Novel functional insights into a modified sugar-binding protein from Synechococcus MITS9220

Paradigms of metabolic strategies employed by photoautotrophic marine picocyanobacteria have been challenged in recent years. Based on genomic annotations, picocyanobacteria are predicted to assimilate organic nutrients via ATP-binding cassette importers, a process mediated by substrate-binding proteins. We report the functional characterisation of a modified sugar-binding protein, MsBP, from a marine Synechococcus strain, MITS9220. Ligand screening of MsBP shows a specific affinity for zinc (K-D similar to 1.3 mu M) and a preference for phosphate-modified sugars, such as fructose-1,6-biphosphate, in the presence of zinc (K-D similar to 5.8 mu M). Our crystal structures of apo MsBP (no zinc or substrate-bound) and Zn-MsBP (with zinc-bound) show that the presence of zinc induces structural differences, leading to a partially-closed substrate-binding cavity.
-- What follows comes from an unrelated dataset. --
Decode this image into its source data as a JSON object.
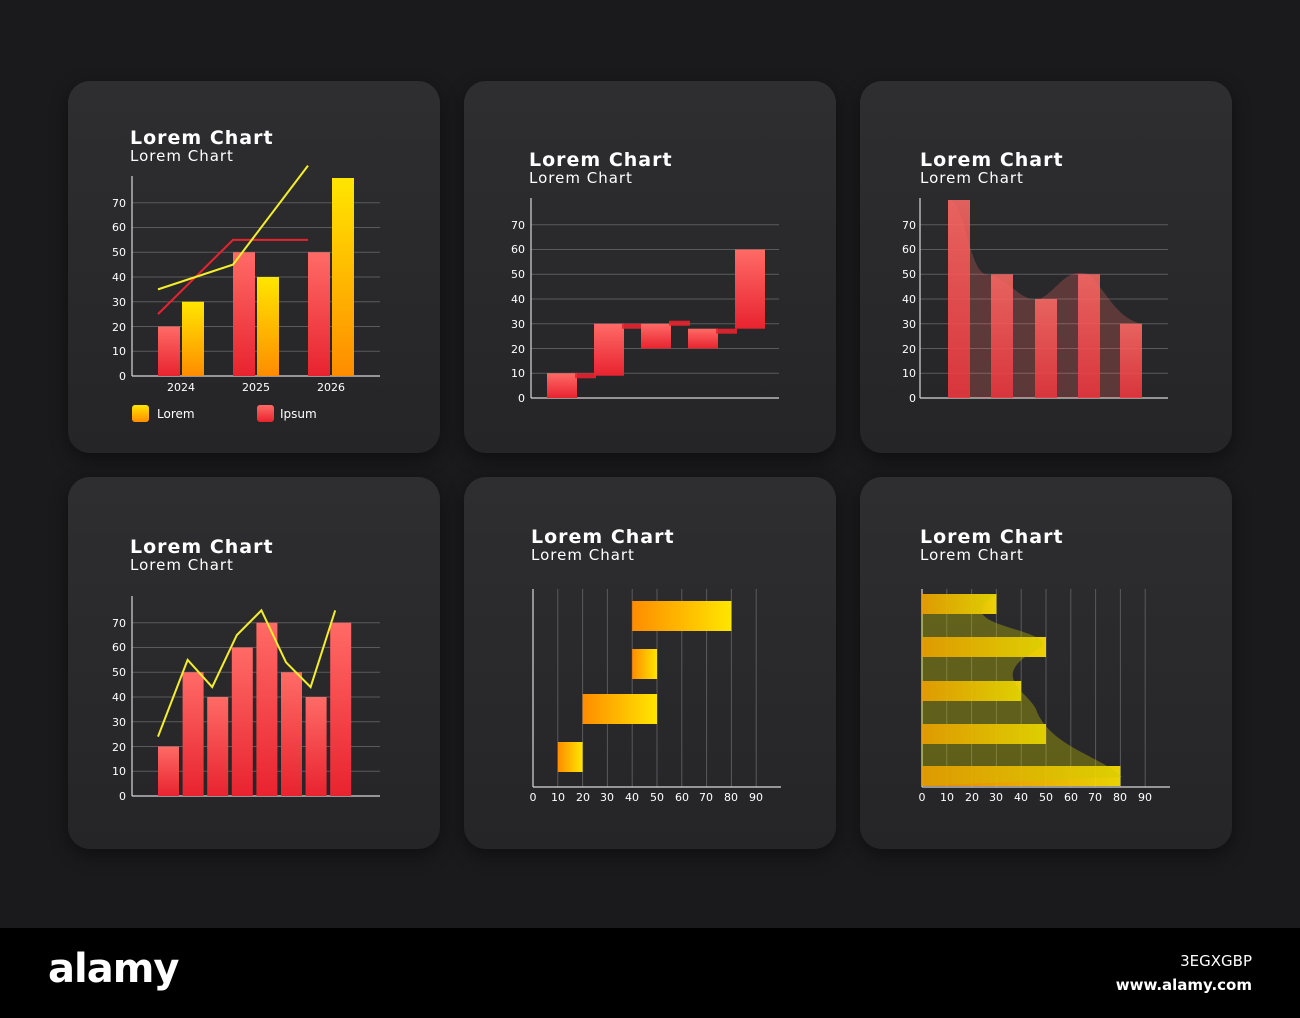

The Zn-MsBP structure also sequesters several sulphate ions from the crystallisation condition, including two in the binding cleft, appropriately placed to mimic the orientation of adducts of a biphosphate hexose. Combined with a previously unseen positively charged binding cleft in our two structures and our binding affinity data, these observations highlight novel molecular variations on the sugar-binding SBP scaffold. Our findings lend further evidence to a proposed sugar acquisition mechanism in picocyanobacteria alluding to a mixotrophic strategy within these ubiquitous photosynthetic bacteria.

Automated summary

Recent studies have challenged the metabolic strategies employed by photoautotrophic marine picocyanobacteria. The functional characterisation of a modified sugar-binding protein, MsBP, from a marine Synechococcus strain, MITS9220, revealed specific affinities for zinc and phosphate-modified sugars. Crystal structures of apo MsBP and Zn-MsBP showed structural differences induced by zinc, with the latter sequestering sulphate ions and highlighting novel molecular variations on the sugar-binding SBP scaffold. These findings lend further evidence to a proposed sugar acquisition mechanism in picocyanobacteria, suggesting a mixotrophic strategy within these ubiquitous photosynthetic bacteria.